Under such circumstances, both MA organizations and providers may have a mutual interest to implement value-based arrangements (e.g., care management and care coordination efforts) to continue identifying and managing this higher-cost and at-risk population. From the perspective of the MA organization, these arrangements can help surface and record otherwise undocumented serious and chronic conditions in the medical records while actively engaging providers and the enrollees in initiatives designed to manage those conditions. Once documented in the medical record, the diagnoses would appear in the EDR itself and no additional CRRs would be required to capture them.
From the provider perspective, improving medical record documentation in conjunction with a value-based arrangement can produce higher-quality care and improved patient outcomes while offsetting the provider’s costs in participating in the value-based arrangement. Overall, plan provider collaboration in identifying and documenting diagnoses of serious and chronic conditions in the medical record through value-based arrangements may lead to better risk adjustment reporting by the MA organization, allow for support for provider efforts to manage patient care, and improve health outcomes for the patient.

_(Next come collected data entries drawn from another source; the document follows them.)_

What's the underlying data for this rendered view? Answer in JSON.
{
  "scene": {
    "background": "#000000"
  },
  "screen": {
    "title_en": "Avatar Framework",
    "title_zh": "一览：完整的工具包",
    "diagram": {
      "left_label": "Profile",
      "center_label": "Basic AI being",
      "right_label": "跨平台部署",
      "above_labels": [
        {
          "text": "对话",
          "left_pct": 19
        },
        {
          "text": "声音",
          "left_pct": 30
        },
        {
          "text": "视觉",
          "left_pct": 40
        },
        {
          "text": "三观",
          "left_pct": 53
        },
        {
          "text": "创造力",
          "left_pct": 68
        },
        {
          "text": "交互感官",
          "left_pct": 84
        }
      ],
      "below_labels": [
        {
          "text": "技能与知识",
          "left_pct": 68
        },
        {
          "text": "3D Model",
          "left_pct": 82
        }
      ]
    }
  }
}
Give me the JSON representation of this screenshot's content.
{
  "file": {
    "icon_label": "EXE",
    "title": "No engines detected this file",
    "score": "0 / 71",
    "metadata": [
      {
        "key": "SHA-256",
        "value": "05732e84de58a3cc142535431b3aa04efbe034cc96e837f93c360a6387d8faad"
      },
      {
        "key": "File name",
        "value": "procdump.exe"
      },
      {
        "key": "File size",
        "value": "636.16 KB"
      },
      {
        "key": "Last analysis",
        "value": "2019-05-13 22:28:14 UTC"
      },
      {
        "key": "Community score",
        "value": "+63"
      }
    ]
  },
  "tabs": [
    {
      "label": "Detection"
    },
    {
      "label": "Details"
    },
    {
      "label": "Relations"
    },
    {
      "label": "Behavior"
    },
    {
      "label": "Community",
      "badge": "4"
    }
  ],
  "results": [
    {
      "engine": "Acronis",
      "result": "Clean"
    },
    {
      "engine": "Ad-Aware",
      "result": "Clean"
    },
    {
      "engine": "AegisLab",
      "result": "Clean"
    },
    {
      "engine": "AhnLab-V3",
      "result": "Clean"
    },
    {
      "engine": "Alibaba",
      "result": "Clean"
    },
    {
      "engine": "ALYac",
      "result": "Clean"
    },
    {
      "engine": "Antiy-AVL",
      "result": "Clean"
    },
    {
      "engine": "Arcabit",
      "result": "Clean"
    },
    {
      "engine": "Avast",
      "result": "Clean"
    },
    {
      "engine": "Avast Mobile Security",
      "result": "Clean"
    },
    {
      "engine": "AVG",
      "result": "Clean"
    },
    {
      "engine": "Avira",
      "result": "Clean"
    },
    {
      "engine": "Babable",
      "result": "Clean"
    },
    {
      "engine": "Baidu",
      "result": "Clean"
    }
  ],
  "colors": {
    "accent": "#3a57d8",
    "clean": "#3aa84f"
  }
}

Any effort to improve the identification and documentation of diagnoses must be carefully structured to comply with applicable law and to mitigate risk in light of the significant governmental scrutiny and various enforcement actions against MA organizations and their vendors, including, in some cases, with respect to participating health care providers.
Do Medicare’s remote chronic care management (CCM) services offer any solution for identifying gaps in documented diagnoses?
Not directly. For CCM services billed under CPT codes 99490/99439/99491, including complex CPT codes 99487/99489, the services are by definition non-face-to-face and do not include audio-video telehealth services. So, documentation in medical records related to these services would not generate information for inclusion in EDRs. However, to the extent that a Medicare beneficiary has serious or chronic conditions that are not already known and subject to the CCM services being provided, these services may help identify information that can be used during in-person or audio-video telehealth visits to surface whether a beneficiary has additional serious or chronic conditions that should be documented as part of such visits.
Conclusion
Whether the proposal will be finalized remains to be seen. As discussed above, the OIG has been critical about unlinked CRRs in the past and views them as a risk to the integrity of the Medicare program. However, CMS has acknowledged not only the benefits that unlinked CRRs can provide in identifying undocumented diagnoses and thereby improving risk score calculations. It has also acknowledged the operational and administrative difficulties for MA organizations related to linking every CRR to an EDR. Feedback from stakeholders over the next month may impact whether CMS finalizes this proposal. CMS is accepting comments on this proposal and the others outlined in the Advance Notice through 11:59 PM EST on Wednesday, February 25, 2026.